The Pawpaw Festival or Ohio Pawpaw Festival is an annual festival dedicated to the Pawpaw fruit (Asimina triloba) that is indigenous to the Eastern, Southern, and Midwestern United States, and cultivated in the Athens County, Ohio, area.
The festival, sponsored by the Ohio Pawpaw Growers' Association, takes place near Lake Snowden in Albany, Ohio, in mid-September, during the peak of the fruit's harvest. Various pawpaw brews and other pawpaw-related activities are offered. The event has been sponsored by a number of different local organizations. The first Pawpaw Festival took place on October 10, 1999.
In 1996, Chris Chmiel founded Integration Acres and, in 1999, the organization began promoting the Pawpaw. In 1999, Chmeil, along with Integration Acres, created the first annual Pawpaw Festival.
In 2000, Chris worked again with the Albany Riding Club and to bring about another festival on September 16. By this time the festival gained some popularity. In 2001, the festival moved to Lake Snowden, the present day location of the festival. Moreover, the birth of the Ohio Pawpaw Growers Association took place.
In 2006, the Pawpaw Festival saw a great change, as the sponsor was that of Snowville Creamery.
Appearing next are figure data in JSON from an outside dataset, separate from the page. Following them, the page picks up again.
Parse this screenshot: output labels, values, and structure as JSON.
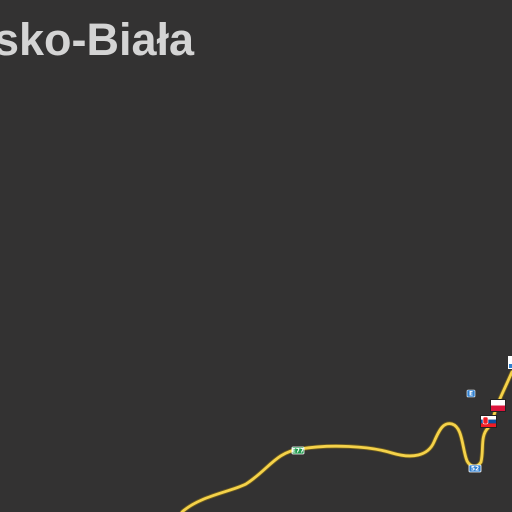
{
  "map": {
    "city_label": "sko-Biała",
    "background_color": "#333232",
    "road_color": "#f5d24a",
    "road_shields": [
      {
        "id": "s1",
        "text": "E77",
        "color": "#1f9a4c"
      },
      {
        "id": "s2",
        "text": "52",
        "color": "#2f7fd0"
      },
      {
        "id": "s3",
        "text": "E",
        "color": "#2f7fd0"
      }
    ],
    "flags": [
      {
        "id": "poland",
        "colors": [
          "#ffffff",
          "#dc143c"
        ]
      },
      {
        "id": "slovakia",
        "colors": [
          "#ffffff",
          "#0b4ea2",
          "#ee1c25"
        ]
      }
    ]
  }
}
Memorable events included the Pawpaw Green Woman logo and the fifteen kegs of pawpaw beer.
In 2007, the sponsor of the festival was Ohio's Hill Country Heritage Area program and included live musical band performances, with audio CDs.
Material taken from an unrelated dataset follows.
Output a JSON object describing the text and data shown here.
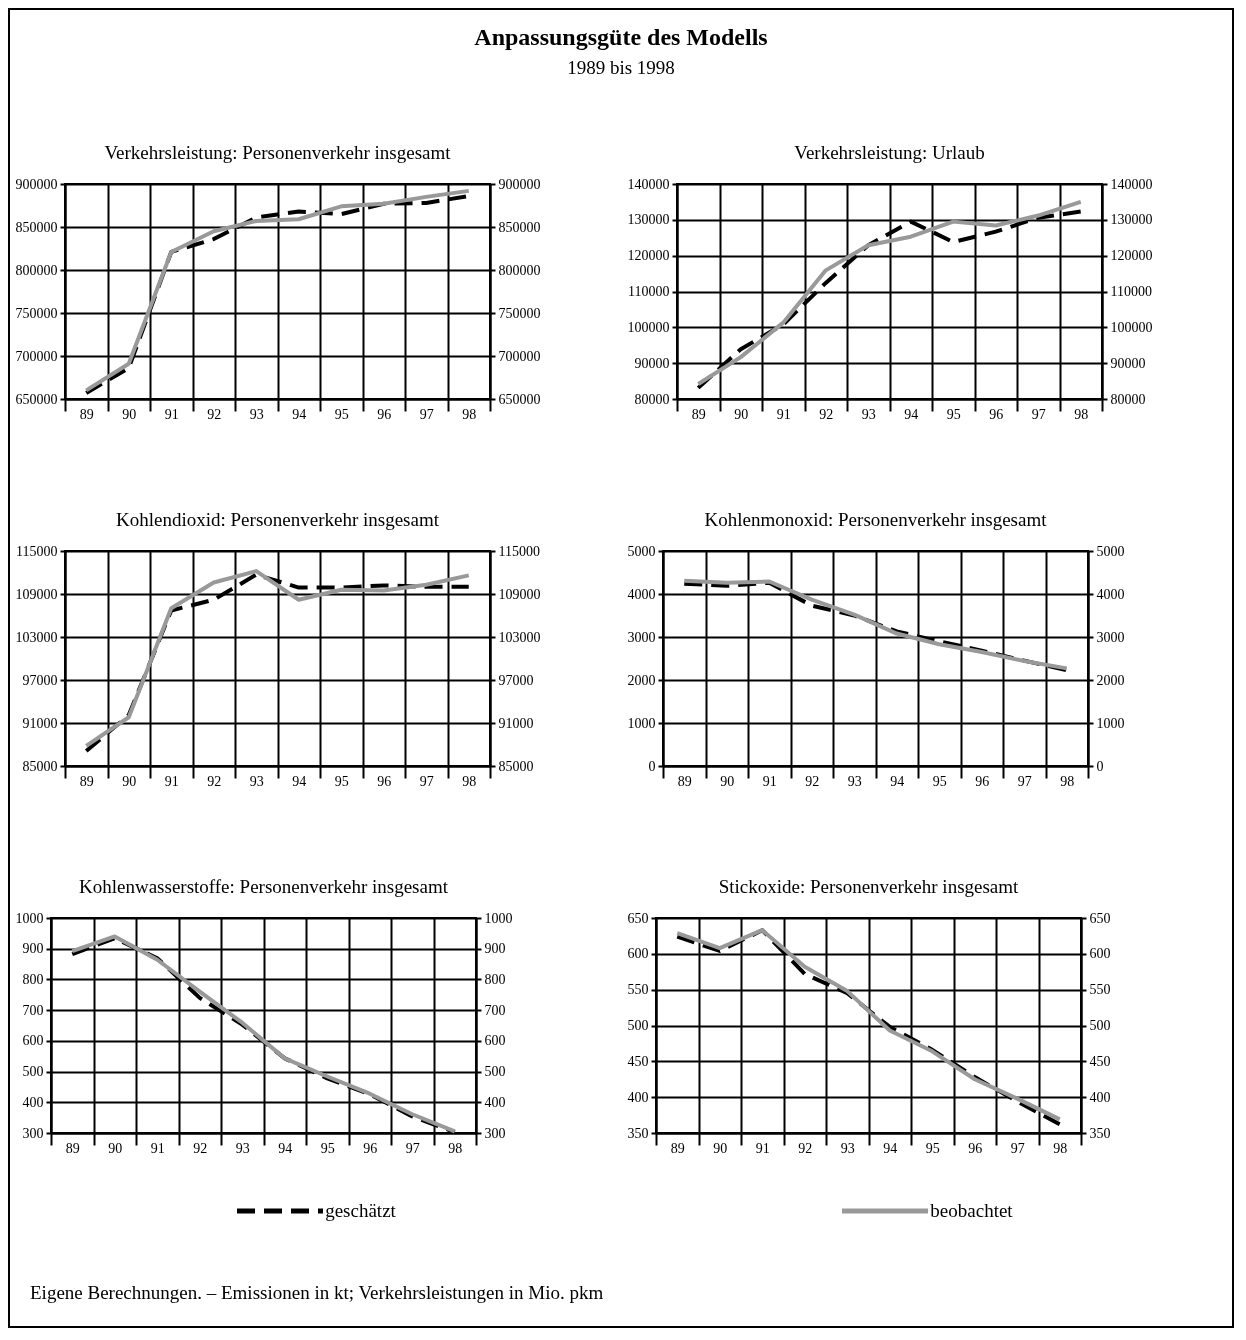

In 2008, the Pawpaw festival made itself more accessible, with the assistance of the Office of Sustainability, by offering a shuttle service for those college students that wanted to attend.
In 2009, the festival increased in attendance thanks to the appearance of various officials. The pawpaw became the official state native fruit of Ohio. This year eighteen kegs of pawpaw beer were consumed becoming the most consumed to date.
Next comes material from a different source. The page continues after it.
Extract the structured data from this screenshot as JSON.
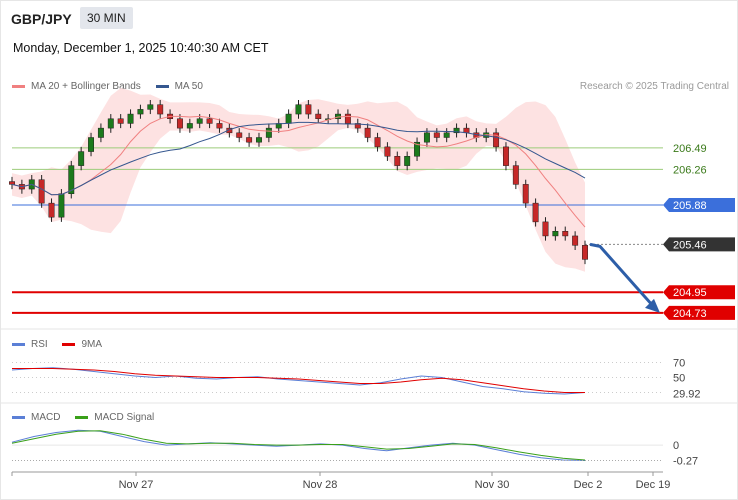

2010 brought about a longer festival wherein the previous one- and two-day festival periods were increased to three days instead. Most recently in 2011, the 13th annual Pawpaw Festival, it continues to run as a three-day-long event. Also, the 13th annual festival was sponsored by the Ohio's Hill Country Heritage Area program once again.
2020 will see no festival, as the COVID-19 pandemic caused their cancellation.
Initially, the Pawpaw Festival, as all things starting out, had not gained enough popularity with the surrounding region. Therefore, the festival needed to find a way in which they could increase their presence within the area. One method would be through the attendance of officials to validate the success of the festival. The first festival brought in individuals from Better Homes and Garden; along with The Washington Post and the Athens County Convention and Visitors Bureau.
The following year, judges for the festival included Sue Dawson and a food editor for the Columbus Dispatch. This pattern continued with more judges to attend and participate in the festivities. Then in 2002 the Director of the Ohio Department of Agriculture, Suzanne Martinson attended. Also in attendance were a food writer from Cleveland and from the Pittsburgh Post-Gazette.
2004 had a special guest appearance from Ohio State House Representative Jimmy Stewart who was the sponsor of a bill to make the pawpaw the official state fruit of Ohio. Finally, in 2009, big name officials like Ohio Representative Debbie Phillips and Ohio Senator Jimmy Stewart attended in order to present Chris Chmiel with an award designating the pawpaw as the official state native fruit of Ohio.
Within the festival itself there are various pawpaw-related activities one can get involved with including: competition for the best pawpaw, best pawpaw-related work of art, the pawpaw cook-off, and the pawpaw-eating contest.
One can also partake in the other entertainment options such as: the Kids Central, with various hands-on activities and a variety of activities that focus upon pawpaw growing, cooking, genetics, medical use and other topics related to sustainability of the pawpaw environment.
Each year, the Pawpaw Festival is host to a wide variety of local and regional musical acts. The music begins with the festival on Friday afternoon and runs until midnight, followed by music all day Saturday and until the afternoon on Sunday. In 2011, the Pawpaw Festival introduced the Beer Stage, a secondary stage located near the beer tent which hosts smaller acts for shorter sets. According to "The Athens News" the Pawpaw Festival is a good place to experience the music that is offered from the Athens County region.
In addition to music, there are also a variety of cultural and historical demonstrations. The East of the River Shawnee Tribe shares traditional culture and there is an atlatl competition as well as a 1790s frontier camp. Local food and cottage goods vendors set up a wide variety of stands to create a vibrant marketplace.